Thread: C programmers help please...........help with pointers

int StrPrint(char *str)
main()
char str[24]="pointing to a function.";
int (*ptr)(char *str);

ptr=StrPrint;
if (!(*ptr)(str))
printf("Done!\n");

return 0;
}
int StrPrint (char *str)
{
printf("&s\n", str);
return 0;
}
/* I don't really know why there are pointers declared inside of a function,
don't understand int (*ptr)(char *str); and the if statement. I mean this book just jumped into declaring pointers in a function without really explaining them. I was like you know understanding pointer a little bit, moving up in the address declaring and all that, but that just blew me off.
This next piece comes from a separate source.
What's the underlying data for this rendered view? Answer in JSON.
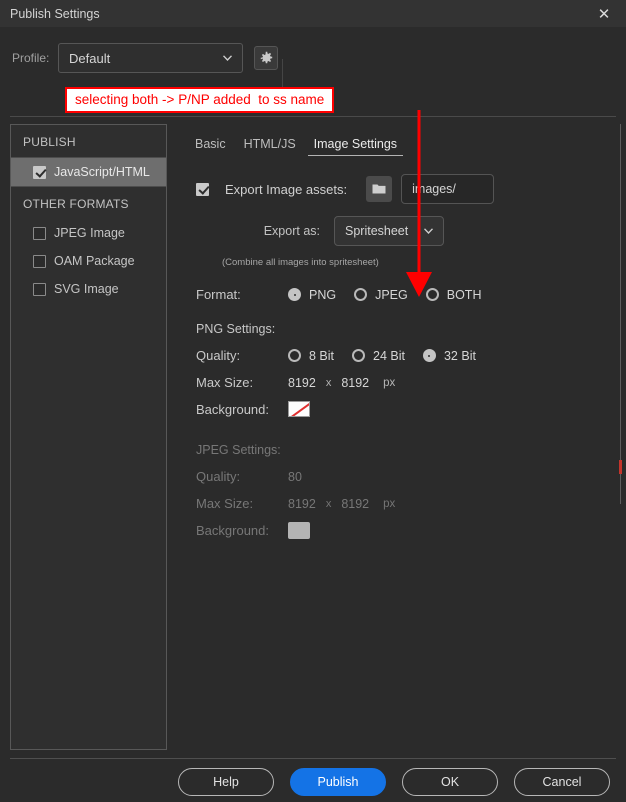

Please any help will be greatlly appreciated */

Aren't you a little new to be messing around with function pointers?

Code:

#include <stdio.h>

// a function which accepts a char pointer and returns an int
// in this case, it prints the string and returns 0
int StrPrint(char *str);

int main() {
    char str[]="pointing to a function.";

    // a pointer to a function
    // the function being pointed to accepts a char * and returns an int
    // just like StrPrint
    int (*ptr)(char *str);

    // a function name without () is just a pointer to that function
    // so this is just copying a pointer value into a variable
    // just like any other assignment would do
    ptr=StrPrint;

    // this is how you would call the function normally
    if( !StrPrint(str) )
        printf( "Done!\n" );

    // this is an old way - where you have to specify that ptr
    // is actually a pointer
    if( !(*ptr)(str) )
        printf( "Done!\n" );

    // this is the ANSI-C way of referring to the function via a pointer
    // you can see the similarity to calling the actual function by name
    if( !ptr(str) )
        printf( "Done!\n" );

    return 0;
}

int StrPrint(char *str) {
    printf( "%s\n", str );
    return 0;
}